After 48 weeks of continuous treatment, both treatment groups were approximately two points above the placebo arm (the actual mean values were 2.50 continuous, 2.29 intermittent). As a recent natural history study indicates that boys with Duchenne are expected to see a 1.8-point decline over a year, Kraus says they were encouraged to see a 1.6-1.7 point difference from placebo after week 24, though he noted that the study wasn't powered to assess a statistically significant improvement on this score.
Among the adverse events recorded, investigators noted an injection site reaction, which is not uncommon in drug trials, as well as mild signs of proteinuria, an excess level of protein in the urine. Close observers of drisapersen have paid particularly close attention to the proteinuria cases after GlaxoSmithKline discussed cases in Phase III that required hospitalization.
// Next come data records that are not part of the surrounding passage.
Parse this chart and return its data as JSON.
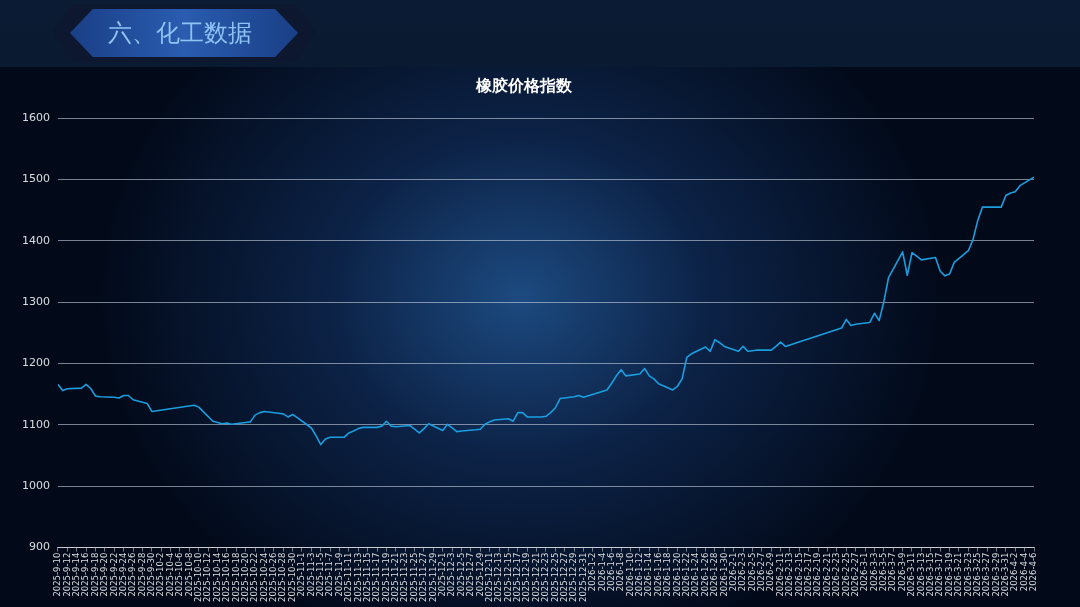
{
  "chart_data": {
    "type": "line",
    "title": "橡胶价格指数",
    "annotations": [
      "六、化工数据"
    ],
    "x": [
      "2025-09-10",
      "2025-09-11",
      "2025-09-12",
      "2025-09-15",
      "2025-09-16",
      "2025-09-17",
      "2025-09-18",
      "2025-09-19",
      "2025-09-22",
      "2025-09-23",
      "2025-09-24",
      "2025-09-25",
      "2025-09-26",
      "2025-09-29",
      "2025-09-30",
      "2025-10-09",
      "2025-10-10",
      "2025-10-13",
      "2025-10-14",
      "2025-10-15",
      "2025-10-16",
      "2025-10-17",
      "2025-10-20",
      "2025-10-21",
      "2025-10-22",
      "2025-10-23",
      "2025-10-24",
      "2025-10-27",
      "2025-10-28",
      "2025-10-29",
      "2025-10-30",
      "2025-10-31",
      "2025-11-03",
      "2025-11-04",
      "2025-11-05",
      "2025-11-06",
      "2025-11-07",
      "2025-11-10",
      "2025-11-11",
      "2025-11-12",
      "2025-11-13",
      "2025-11-14",
      "2025-11-17",
      "2025-11-18",
      "2025-11-19",
      "2025-11-20",
      "2025-11-21",
      "2025-11-24",
      "2025-11-25",
      "2025-11-26",
      "2025-11-27",
      "2025-11-28",
      "2025-12-01",
      "2025-12-02",
      "2025-12-03",
      "2025-12-04",
      "2025-12-05",
      "2025-12-08",
      "2025-12-09",
      "2025-12-10",
      "2025-12-11",
      "2025-12-12",
      "2025-12-15",
      "2025-12-16",
      "2025-12-17",
      "2025-12-18",
      "2025-12-19",
      "2025-12-22",
      "2025-12-23",
      "2025-12-24",
      "2025-12-25",
      "2025-12-26",
      "2025-12-29",
      "2025-12-30",
      "2025-12-31",
      "2026-01-05",
      "2026-01-06",
      "2026-01-07",
      "2026-01-08",
      "2026-01-09",
      "2026-01-12",
      "2026-01-13",
      "2026-01-14",
      "2026-01-15",
      "2026-01-16",
      "2026-01-19",
      "2026-01-20",
      "2026-01-21",
      "2026-01-22",
      "2026-01-23",
      "2026-01-26",
      "2026-01-27",
      "2026-01-28",
      "2026-01-29",
      "2026-01-30",
      "2026-02-02",
      "2026-02-03",
      "2026-02-04",
      "2026-02-05",
      "2026-02-06",
      "2026-02-09",
      "2026-02-10",
      "2026-02-11",
      "2026-02-12",
      "2026-02-24",
      "2026-02-25",
      "2026-02-26",
      "2026-02-27",
      "2026-03-02",
      "2026-03-03",
      "2026-03-04",
      "2026-03-05",
      "2026-03-06",
      "2026-03-09",
      "2026-03-10",
      "2026-03-11",
      "2026-03-12",
      "2026-03-13",
      "2026-03-16",
      "2026-03-17",
      "2026-03-18",
      "2026-03-19",
      "2026-03-20",
      "2026-03-23",
      "2026-03-24",
      "2026-03-25",
      "2026-03-26",
      "2026-03-27",
      "2026-03-30",
      "2026-03-31",
      "2026-04-01",
      "2026-04-02",
      "2026-04-03",
      "2026-04-06"
    ],
    "series": [
      {
        "color": "#1a9ee0",
        "values": [
          1166,
          1156,
          1159,
          1160,
          1166,
          1159,
          1147,
          1146,
          1145,
          1144,
          1148,
          1148,
          1141,
          1135,
          1122,
          1132,
          1129,
          1106,
          1104,
          1102,
          1103,
          1101,
          1104,
          1105,
          1116,
          1120,
          1122,
          1119,
          1118,
          1113,
          1117,
          1112,
          1095,
          1082,
          1068,
          1077,
          1080,
          1080,
          1087,
          1090,
          1094,
          1096,
          1096,
          1098,
          1106,
          1098,
          1097,
          1099,
          1093,
          1087,
          1094,
          1102,
          1091,
          1101,
          1095,
          1089,
          1090,
          1092,
          1093,
          1101,
          1105,
          1108,
          1110,
          1106,
          1120,
          1120,
          1113,
          1113,
          1114,
          1120,
          1128,
          1143,
          1146,
          1148,
          1145,
          1157,
          1168,
          1180,
          1190,
          1180,
          1183,
          1192,
          1180,
          1175,
          1167,
          1157,
          1163,
          1175,
          1210,
          1216,
          1227,
          1220,
          1239,
          1234,
          1228,
          1220,
          1228,
          1220,
          1221,
          1222,
          1222,
          1228,
          1235,
          1228,
          1258,
          1272,
          1262,
          1264,
          1267,
          1282,
          1270,
          1301,
          1340,
          1382,
          1344,
          1381,
          1375,
          1369,
          1373,
          1351,
          1343,
          1346,
          1365,
          1384,
          1402,
          1433,
          1455,
          1455,
          1455,
          1474,
          1478,
          1480,
          1490,
          1504
        ]
      }
    ],
    "xlim": [
      "2025-09-10",
      "2026-04-06"
    ],
    "xticks": [
      {
        "value": "2025-09-10",
        "label": "2025-9-10"
      },
      {
        "value": "2025-09-12",
        "label": "2025-9-12"
      },
      {
        "value": "2025-09-14",
        "label": "2025-9-14"
      },
      {
        "value": "2025-09-16",
        "label": "2025-9-16"
      },
      {
        "value": "2025-09-18",
        "label": "2025-9-18"
      },
      {
        "value": "2025-09-20",
        "label": "2025-9-20"
      },
      {
        "value": "2025-09-22",
        "label": "2025-9-22"
      },
      {
        "value": "2025-09-24",
        "label": "2025-9-24"
      },
      {
        "value": "2025-09-26",
        "label": "2025-9-26"
      },
      {
        "value": "2025-09-28",
        "label": "2025-9-28"
      },
      {
        "value": "2025-09-30",
        "label": "2025-9-30"
      },
      {
        "value": "2025-10-02",
        "label": "2025-10-2"
      },
      {
        "value": "2025-10-04",
        "label": "2025-10-4"
      },
      {
        "value": "2025-10-06",
        "label": "2025-10-6"
      },
      {
        "value": "2025-10-08",
        "label": "2025-10-8"
      },
      {
        "value": "2025-10-10",
        "label": "2025-10-10"
      },
      {
        "value": "2025-10-12",
        "label": "2025-10-12"
      },
      {
        "value": "2025-10-14",
        "label": "2025-10-14"
      },
      {
        "value": "2025-10-16",
        "label": "2025-10-16"
      },
      {
        "value": "2025-10-18",
        "label": "2025-10-18"
      },
      {
        "value": "2025-10-20",
        "label": "2025-10-20"
      },
      {
        "value": "2025-10-22",
        "label": "2025-10-22"
      },
      {
        "value": "2025-10-24",
        "label": "2025-10-24"
      },
      {
        "value": "2025-10-26",
        "label": "2025-10-26"
      },
      {
        "value": "2025-10-28",
        "label": "2025-10-28"
      },
      {
        "value": "2025-10-30",
        "label": "2025-10-30"
      },
      {
        "value": "2025-11-01",
        "label": "2025-11-1"
      },
      {
        "value": "2025-11-03",
        "label": "2025-11-3"
      },
      {
        "value": "2025-11-05",
        "label": "2025-11-5"
      },
      {
        "value": "2025-11-07",
        "label": "2025-11-7"
      },
      {
        "value": "2025-11-09",
        "label": "2025-11-9"
      },
      {
        "value": "2025-11-11",
        "label": "2025-11-11"
      },
      {
        "value": "2025-11-13",
        "label": "2025-11-13"
      },
      {
        "value": "2025-11-15",
        "label": "2025-11-15"
      },
      {
        "value": "2025-11-17",
        "label": "2025-11-17"
      },
      {
        "value": "2025-11-19",
        "label": "2025-11-19"
      },
      {
        "value": "2025-11-21",
        "label": "2025-11-21"
      },
      {
        "value": "2025-11-23",
        "label": "2025-11-23"
      },
      {
        "value": "2025-11-25",
        "label": "2025-11-25"
      },
      {
        "value": "2025-11-27",
        "label": "2025-11-27"
      },
      {
        "value": "2025-11-29",
        "label": "2025-11-29"
      },
      {
        "value": "2025-12-01",
        "label": "2025-12-1"
      },
      {
        "value": "2025-12-03",
        "label": "2025-12-3"
      },
      {
        "value": "2025-12-05",
        "label": "2025-12-5"
      },
      {
        "value": "2025-12-07",
        "label": "2025-12-7"
      },
      {
        "value": "2025-12-09",
        "label": "2025-12-9"
      },
      {
        "value": "2025-12-11",
        "label": "2025-12-11"
      },
      {
        "value": "2025-12-13",
        "label": "2025-12-13"
      },
      {
        "value": "2025-12-15",
        "label": "2025-12-15"
      },
      {
        "value": "2025-12-17",
        "label": "2025-12-17"
      },
      {
        "value": "2025-12-19",
        "label": "2025-12-19"
      },
      {
        "value": "2025-12-21",
        "label": "2025-12-21"
      },
      {
        "value": "2025-12-23",
        "label": "2025-12-23"
      },
      {
        "value": "2025-12-25",
        "label": "2025-12-25"
      },
      {
        "value": "2025-12-27",
        "label": "2025-12-27"
      },
      {
        "value": "2025-12-29",
        "label": "2025-12-29"
      },
      {
        "value": "2025-12-31",
        "label": "2025-12-31"
      },
      {
        "value": "2026-01-02",
        "label": "2026-1-2"
      },
      {
        "value": "2026-01-04",
        "label": "2026-1-4"
      },
      {
        "value": "2026-01-06",
        "label": "2026-1-6"
      },
      {
        "value": "2026-01-08",
        "label": "2026-1-8"
      },
      {
        "value": "2026-01-10",
        "label": "2026-1-10"
      },
      {
        "value": "2026-01-12",
        "label": "2026-1-12"
      },
      {
        "value": "2026-01-14",
        "label": "2026-1-14"
      },
      {
        "value": "2026-01-16",
        "label": "2026-1-16"
      },
      {
        "value": "2026-01-18",
        "label": "2026-1-18"
      },
      {
        "value": "2026-01-20",
        "label": "2026-1-20"
      },
      {
        "value": "2026-01-22",
        "label": "2026-1-22"
      },
      {
        "value": "2026-01-24",
        "label": "2026-1-24"
      },
      {
        "value": "2026-01-26",
        "label": "2026-1-26"
      },
      {
        "value": "2026-01-28",
        "label": "2026-1-28"
      },
      {
        "value": "2026-01-30",
        "label": "2026-1-30"
      },
      {
        "value": "2026-02-01",
        "label": "2026-2-1"
      },
      {
        "value": "2026-02-03",
        "label": "2026-2-3"
      },
      {
        "value": "2026-02-05",
        "label": "2026-2-5"
      },
      {
        "value": "2026-02-07",
        "label": "2026-2-7"
      },
      {
        "value": "2026-02-09",
        "label": "2026-2-9"
      },
      {
        "value": "2026-02-11",
        "label": "2026-2-11"
      },
      {
        "value": "2026-02-13",
        "label": "2026-2-13"
      },
      {
        "value": "2026-02-15",
        "label": "2026-2-15"
      },
      {
        "value": "2026-02-17",
        "label": "2026-2-17"
      },
      {
        "value": "2026-02-19",
        "label": "2026-2-19"
      },
      {
        "value": "2026-02-21",
        "label": "2026-2-21"
      },
      {
        "value": "2026-02-23",
        "label": "2026-2-23"
      },
      {
        "value": "2026-02-25",
        "label": "2026-2-25"
      },
      {
        "value": "2026-02-27",
        "label": "2026-2-27"
      },
      {
        "value": "2026-03-01",
        "label": "2026-3-1"
      },
      {
        "value": "2026-03-03",
        "label": "2026-3-3"
      },
      {
        "value": "2026-03-05",
        "label": "2026-3-5"
      },
      {
        "value": "2026-03-07",
        "label": "2026-3-7"
      },
      {
        "value": "2026-03-09",
        "label": "2026-3-9"
      },
      {
        "value": "2026-03-11",
        "label": "2026-3-11"
      },
      {
        "value": "2026-03-13",
        "label": "2026-3-13"
      },
      {
        "value": "2026-03-15",
        "label": "2026-3-15"
      },
      {
        "value": "2026-03-17",
        "label": "2026-3-17"
      },
      {
        "value": "2026-03-19",
        "label": "2026-3-19"
      },
      {
        "value": "2026-03-21",
        "label": "2026-3-21"
      },
      {
        "value": "2026-03-23",
        "label": "2026-3-23"
      },
      {
        "value": "2026-03-25",
        "label": "2026-3-25"
      },
      {
        "value": "2026-03-27",
        "label": "2026-3-27"
      },
      {
        "value": "2026-03-29",
        "label": "2026-3-29"
      },
      {
        "value": "2026-03-31",
        "label": "2026-3-31"
      },
      {
        "value": "2026-04-02",
        "label": "2026-4-2"
      },
      {
        "value": "2026-04-04",
        "label": "2026-4-4"
      },
      {
        "value": "2026-04-06",
        "label": "2026-4-6"
      }
    ],
    "ylim": [
      900,
      1600
    ],
    "yticks": [
      900,
      1000,
      1100,
      1200,
      1300,
      1400,
      1500,
      1600
    ],
    "grid": "y",
    "marker": "none",
    "line_style": "solid"
  }
}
Kraus notes that of the 12 subjects who have taken drisapersen for more than three years, none have had to withdraw from the study. Now a total of about 300 boys have been randomized in all trials, where the potential safety and efficacy of the compound can be explored for a longer period with significantly increased numbers. It's only after the study was expanded that investigators could see more serious adverse events, "which was not necessarily unexpected," says Kraus.
About the proteinuria in the current study, Kraus noted that "it was not progressive, it didn't get worse over time. In our other trials, there have been two subjects with excessive proteinuria but this resolved after stopping treatment."
For the Wall Street crowd, these Phase II numbers will quickly be compared to the data Sarepta ($SRPT) has accumulated on eteplirsen, another exon-skipping therapy like drisapersen--which was initially developed by Prosensa. Sarepta's promising Phase II study was significantly smaller, involving 12 boys. At 48 weeks the once-weekly 50 mg treatment arm demonstrated a 21-meter improvement over baseline, which was higher than GSK's results. But the placebo/delayed-treatment group declined 68.4 meters; much, much worse than the placebo arm in GSK's study--offering a much bigger combined advantage of 89.4 meters. Sarepta has also kept track of the boy's ongoing results after 48 weeks, tracking a sustained effect.
A big question here is how regulators are likely to review both sets of data. There's been a frenzy of speculation that Sarepta will go straight to an NDA if they receive some encouragement from the agency, which might allow them to do the Phase III after marketing approval. But if regulators are left dubious about the size of the trial or the potential for detecting adverse events in Phase III, and Sarepta is forced to push ahead with Phase III ahead of an application, a number of analysts expect the stock price to plummet. A green light on the NDA now, though, could push its share price even higher.
A decision from Sarepta should come shortly. GlaxoSmithKline, meanwhile, says it will post Phase III data later this year.
CORRECTION: The original article noted a 27.4 meter decline for the placebo group at 48 weeks. On review, GSK corrected that number to 24.7 meters.